Around 25 professors and academics from universities in China, Mongolia, Japan and Korea came together for the 2nd Annual Northeast Asia Training Course for University Lecturers on International Humanitarian Law. Jointly organized by the International Committee of the Red Cross' (ICRC) mission in Seoul and the Korea University's School of Law, the course ran from 20 to 23 August in Seoul. The participants discussed topics ranging from classification of situations and personal scope of applying humanitarian law to digital developments and armed conflict, protection of cultural property in armed conflict and conduct of hostilities.

Opening the four-day event, Charles Sabga, head of mission in Seoul, thanked the participants for encouraging greater respect for humanitarian law in their spheres of influence by teaching and discussing it. "The ICRC highly values its collaboration with academia and other civil society actors, as it does with national authorities, the armed forces and National Societies the world over, in disseminating, promoting and developing humanitarian law together," he added.

Jean-Jacques Gacond, the ICRC's armed forces delegate from the regional delegation for East Asia, talks about the rules of war.

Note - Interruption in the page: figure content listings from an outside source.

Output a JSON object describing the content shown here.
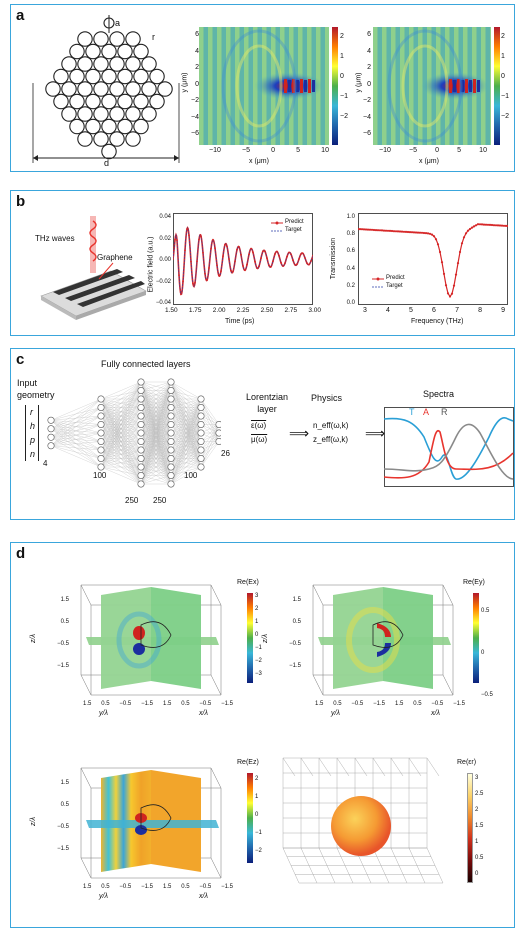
{
  "panels": {
    "a": {
      "label": "a",
      "geom_labels": {
        "a": "a",
        "r": "r",
        "d": "d"
      },
      "field_map_1": {
        "ylabel": "y (μm)",
        "xlabel": "x (μm)",
        "xticks": [
          "−10",
          "−5",
          "0",
          "5",
          "10"
        ],
        "yticks": [
          "6",
          "4",
          "2",
          "0",
          "−2",
          "−4",
          "−6"
        ],
        "cbar_ticks": [
          "2",
          "1",
          "0",
          "−1",
          "−2"
        ]
      },
      "field_map_2": {
        "ylabel": "y (μm)",
        "xlabel": "x (μm)",
        "xticks": [
          "−10",
          "−5",
          "0",
          "5",
          "10"
        ],
        "yticks": [
          "6",
          "4",
          "2",
          "0",
          "−2",
          "−4",
          "−6"
        ],
        "cbar_ticks": [
          "2",
          "1",
          "0",
          "−1",
          "−2"
        ]
      }
    },
    "b": {
      "label": "b",
      "illustration": {
        "thz_label": "THz waves",
        "graphene_label": "Graphene"
      },
      "time_plot": {
        "ylabel": "Electric field (a.u.)",
        "xlabel": "Time (ps)",
        "xticks": [
          "1.50",
          "1.75",
          "2.00",
          "2.25",
          "2.50",
          "2.75",
          "3.00"
        ],
        "yticks": [
          "0.04",
          "0.02",
          "0.00",
          "−0.02",
          "−0.04"
        ],
        "legend": [
          "Predict",
          "Target"
        ]
      },
      "freq_plot": {
        "ylabel": "Transmission",
        "xlabel": "Frequency (THz)",
        "xticks": [
          "3",
          "4",
          "5",
          "6",
          "7",
          "8",
          "9"
        ],
        "yticks": [
          "1.0",
          "0.8",
          "0.6",
          "0.4",
          "0.2",
          "0.0"
        ],
        "legend": [
          "Predict",
          "Target"
        ]
      }
    },
    "c": {
      "label": "c",
      "input_title": "Input geometry",
      "input_params": [
        "r",
        "h",
        "p",
        "n"
      ],
      "fc_title": "Fully connected layers",
      "layer_sizes": [
        "4",
        "100",
        "250",
        "250",
        "100",
        "26"
      ],
      "lorentz_title": "Lorentzian layer",
      "lorentz_eps": "ε(ω)",
      "lorentz_mu": "μ(ω)",
      "physics_title": "Physics",
      "physics_n": "n_eff(ω,k)",
      "physics_z": "z_eff(ω,k)",
      "spectra_title": "Spectra",
      "spectra_legend": {
        "T": "T",
        "A": "A",
        "R": "R"
      },
      "colors": {
        "T": "#2a9fd6",
        "A": "#e8352e",
        "R": "#8a8a8a"
      }
    },
    "d": {
      "label": "d",
      "plot1": {
        "title": "Re(Ex)",
        "zlabel": "z/λ",
        "ylabel": "y/λ",
        "xlabel": "x/λ",
        "cbar_ticks": [
          "3",
          "2",
          "1",
          "0",
          "−1",
          "−2",
          "−3"
        ]
      },
      "plot2": {
        "title": "Re(Ey)",
        "zlabel": "z/λ",
        "ylabel": "y/λ",
        "xlabel": "x/λ",
        "cbar_ticks": [
          "0.5",
          "0",
          "−0.5"
        ]
      },
      "plot3": {
        "title": "Re(Ez)",
        "zlabel": "z/λ",
        "ylabel": "y/λ",
        "xlabel": "x/λ",
        "cbar_ticks": [
          "2",
          "1",
          "0",
          "−1",
          "−2"
        ]
      },
      "plot4": {
        "title": "Re(εr)",
        "cbar_ticks": [
          "3",
          "2.5",
          "2",
          "1.5",
          "1",
          "0.5",
          "0"
        ]
      },
      "axis_ticks": [
        "1.5",
        "0.5",
        "−0.5",
        "−1.5"
      ]
    }
  }
}
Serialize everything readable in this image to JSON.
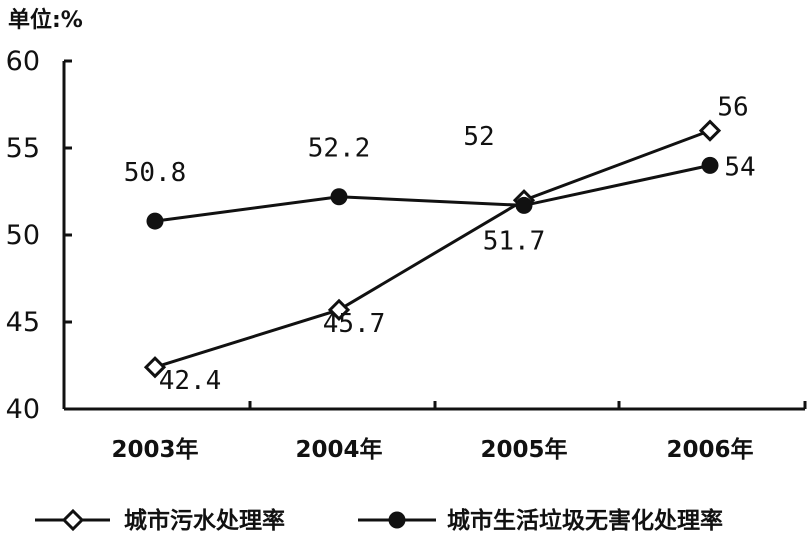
{
  "chart_data": {
    "type": "line",
    "unit_label": "单位:%",
    "categories": [
      "2003年",
      "2004年",
      "2005年",
      "2006年"
    ],
    "ylim": [
      40,
      60
    ],
    "yticks": [
      "40",
      "45",
      "50",
      "55",
      "60"
    ],
    "grid": false,
    "legend_position": "bottom",
    "series": [
      {
        "name": "城市污水处理率",
        "marker": "open-diamond",
        "values": [
          42.4,
          45.7,
          52,
          56
        ],
        "labels": [
          "42.4",
          "45.7",
          "52",
          "56"
        ]
      },
      {
        "name": "城市生活垃圾无害化处理率",
        "marker": "filled-circle",
        "values": [
          50.8,
          52.2,
          51.7,
          54
        ],
        "labels": [
          "50.8",
          "52.2",
          "51.7",
          "54"
        ]
      }
    ]
  }
}
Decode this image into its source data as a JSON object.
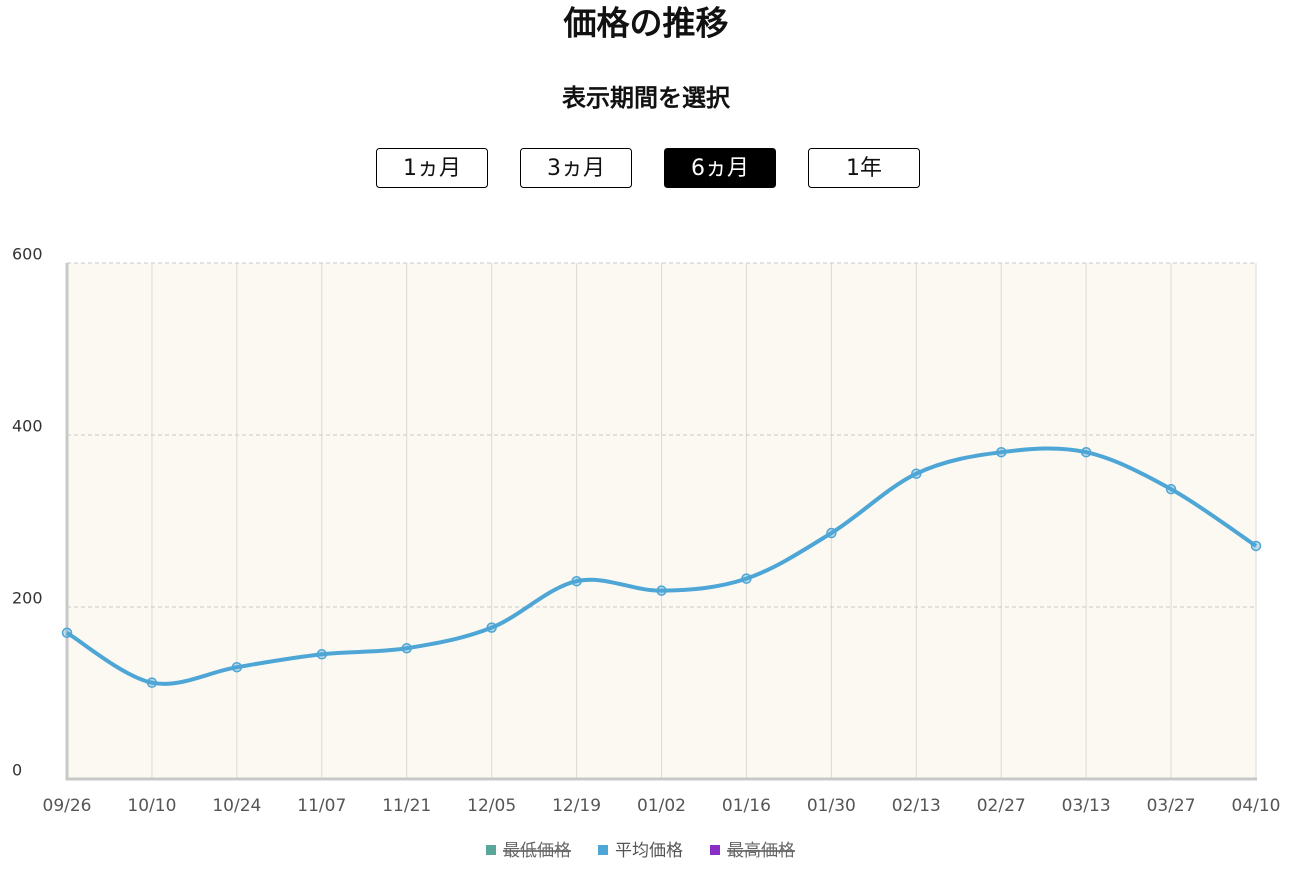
{
  "period_selector": {
    "label": "表示期間を選択",
    "options": [
      "1ヵ月",
      "3ヵ月",
      "6ヵ月",
      "1年"
    ],
    "selected": 2
  },
  "chart_data": {
    "type": "line",
    "title": "価格の推移",
    "categories": [
      "09/26",
      "10/10",
      "10/24",
      "11/07",
      "11/21",
      "12/05",
      "12/19",
      "01/02",
      "01/16",
      "01/30",
      "02/13",
      "02/27",
      "03/13",
      "03/27",
      "04/10"
    ],
    "series": [
      {
        "name": "最低価格",
        "color": "#5ba69a",
        "hidden": true
      },
      {
        "name": "平均価格",
        "color": "#4ea6d6",
        "values": [
          170,
          112,
          130,
          145,
          152,
          176,
          230,
          219,
          233,
          286,
          355,
          380,
          380,
          337,
          271
        ]
      },
      {
        "name": "最高価格",
        "color": "#8a2fc6",
        "hidden": true
      }
    ],
    "ylim": [
      0,
      600
    ],
    "yticks": [
      0,
      200,
      400,
      600
    ],
    "grid": true,
    "smooth": true,
    "legend": "bottom"
  }
}
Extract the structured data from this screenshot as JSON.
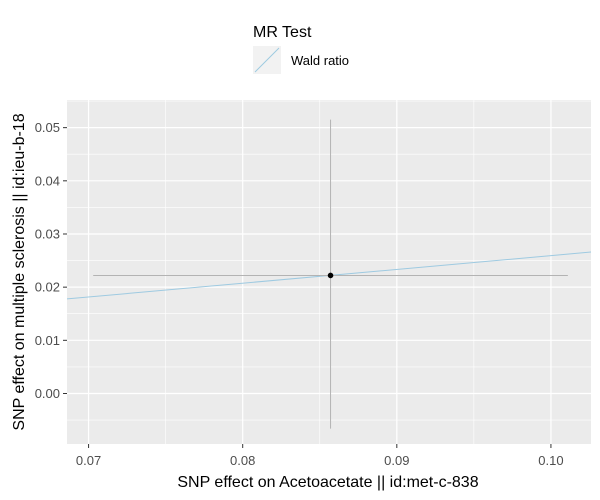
{
  "chart_data": {
    "type": "scatter",
    "legend": {
      "title": "MR Test",
      "entries": [
        {
          "label": "Wald ratio",
          "color": "#9ecae1"
        }
      ],
      "placement": "top"
    },
    "xlabel": "SNP effect on Acetoacetate || id:met-c-838",
    "ylabel": "SNP effect on multiple sclerosis || id:ieu-b-18",
    "xlim": [
      0.0686,
      0.1026
    ],
    "ylim": [
      -0.0095,
      0.0552
    ],
    "x_ticks": [
      0.07,
      0.08,
      0.09,
      0.1
    ],
    "x_tick_labels": [
      "0.07",
      "0.08",
      "0.09",
      "0.10"
    ],
    "y_ticks": [
      0.0,
      0.01,
      0.02,
      0.03,
      0.04,
      0.05
    ],
    "y_tick_labels": [
      "0.00",
      "0.01",
      "0.02",
      "0.03",
      "0.04",
      "0.05"
    ],
    "grid": true,
    "points": [
      {
        "x": 0.0857,
        "y": 0.0222,
        "x_err_low": 0.0703,
        "x_err_high": 0.1011,
        "y_err_low": -0.0066,
        "y_err_high": 0.0515
      }
    ],
    "fit_lines": [
      {
        "name": "Wald ratio",
        "slope": 0.2593,
        "intercept": 0,
        "color": "#9ecae1"
      }
    ],
    "colors": {
      "panel_background": "#ebebeb",
      "grid": "#ffffff",
      "errorbar": "#b3b3b3",
      "point": "#000000"
    }
  }
}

Those leading the discussions included representatives from the Republic of Korea National Red Cross, International Institute of Humanitarian Law, Office of the High Commissioner for Human Rights (Seoul), Geneva Academy of IHL and Human Rights, president of the Assembly of States party to the statute of the International Criminal Court, renowned academics and representatives of the ICRC such as protection delegate, regional legal adviser for East Asia, armed forces delegate and legal adviser for Seoul mission. A special panel discussion on the topic related to people who go missing due to conflicts was led by professor Gabriella Citroni from School of Law, University of Milano-Bicocca and Dr Morris Tidball-Binz, forensic manager of the ICRC's Missing Persons Project.